The Brits didn’t celebrate Thanksgiving in the same manner as did the Americans. His speech was titled:
To You, America — A Thanksgiving Day Celebration
Allow your imagination to color these words in Sir Winston’s dulcet tones and accent. Read it slowly. It is a short speech, but contains a very big idea.
“We have come here tonight to add our celebration to those which are going forward all over the world, wherever allied troops are fighting in bivouacs and dugouts, on battlefields, on the high seas, and the highest air. Always this annual festival has been dear to the hearts of the American people. Always there has been that desire for thanksgiving, and never, I think, has there been more justification, more compulsive need than now.
“It is your Day of Thanksgiving, and when we feel the truth of the facts which are before us, that in three or four years the peaceful, peace-loving people of the United States, with all the variety and freedom of their life in such contrast to the iron discipline which has governed many other communities – when we see that in three or four years the United Sates has in sober fact become the greatest military, naval, and air power in the world – that, I say to you in this time of war, is itself a subject for profound thanksgiving.
“We are moving forward in this struggle which spreads over all the lands and all the oceans; we are moving forward surely steadily, irresistibly, and perhaps with God’s aid, swiftly towards victorious peace.
“There again is a fitting reason for thanksgiving, but I have spoken of American thanksgiving. Tonight here, representatives of vaster audiences and greater forces moving outside this hall, it is British and American thanksgiving that we may celebrate today. And why is that? It is because under the compulsion of mysterious and all-powerful destiny we are together.
“We are joined together, shedding our blood side by side, struggling for the same ideals, and joined together until the triumph of the great causes which we serve has been made manifest.”
It was as short speech, but it captured the “special relationship” between the United States and England.
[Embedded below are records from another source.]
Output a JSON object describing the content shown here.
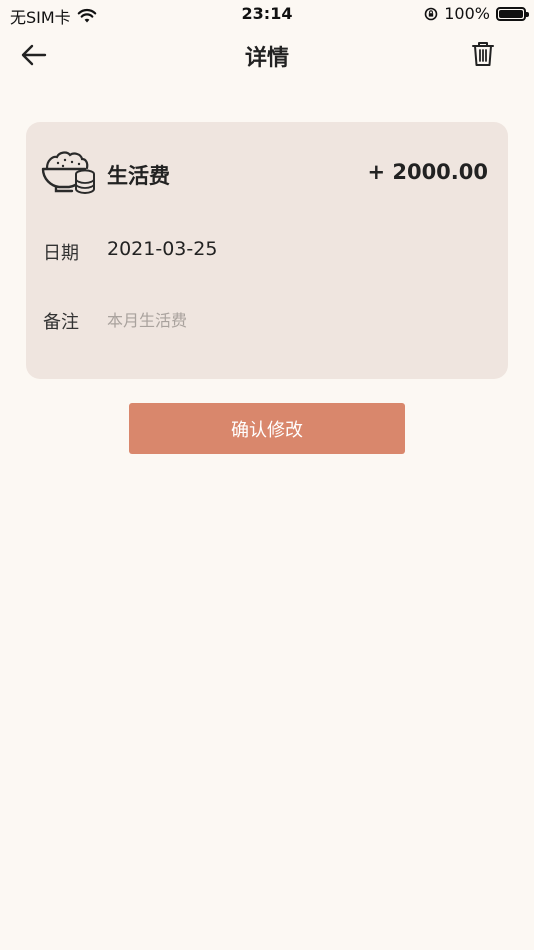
{
  "status_bar": {
    "carrier": "无SIM卡",
    "time": "23:14",
    "battery": "100%",
    "battery_level": 1.0
  },
  "nav": {
    "title": "详情",
    "back_icon": "arrow-left-icon",
    "delete_icon": "trash-icon"
  },
  "record": {
    "category_icon": "rice-bowl-coins-icon",
    "category": "生活费",
    "amount": "+ 2000.00",
    "date_label": "日期",
    "date_value": "2021-03-25",
    "note_label": "备注",
    "note_value": "",
    "note_placeholder": "本月生活费"
  },
  "actions": {
    "confirm_label": "确认修改"
  },
  "colors": {
    "background": "#fcf8f3",
    "card": "#efe5df",
    "accent": "#d9876c"
  }
}
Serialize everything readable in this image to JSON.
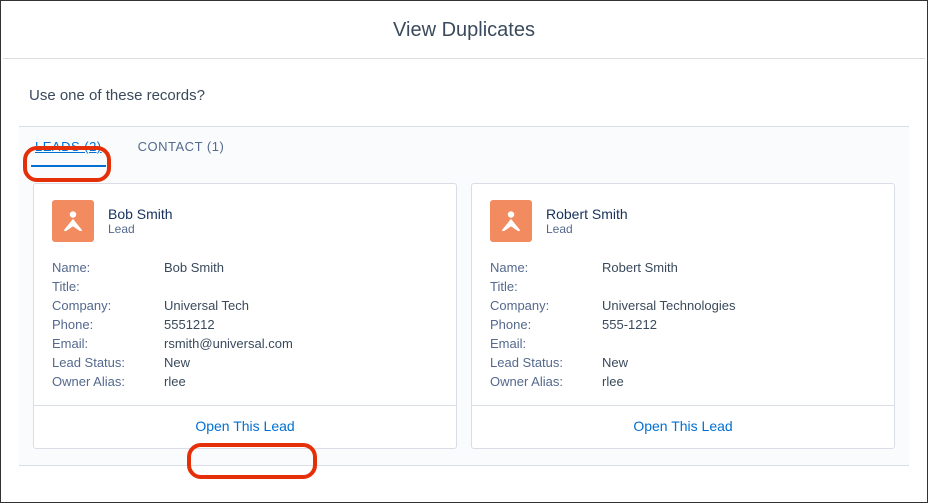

It signified the emergence of the US as a superpower with Churchill’s acknowledgement that the US had become ” . . . the greatest military, naval, and air power in the world . . . ”
Not only did it signify the special relationship and the emergence of the US as a superpower, it also provided a profound lesson on forgiveness. The US and the Brits had fought two wars — the American Revolution and the War of 1812, but here we stood fighting together as inseparable allies for good when confronted by unspeakable evil for the second time in the same century.
We have much to be thankful for on this day.
It is an important speech. If you are a student of history, it is an important fact to understand in order to embrace the “special relationship” and the great duty imposed on the United States as a powerful nation.
Happy Thanksgiving — American style — Sir Winston.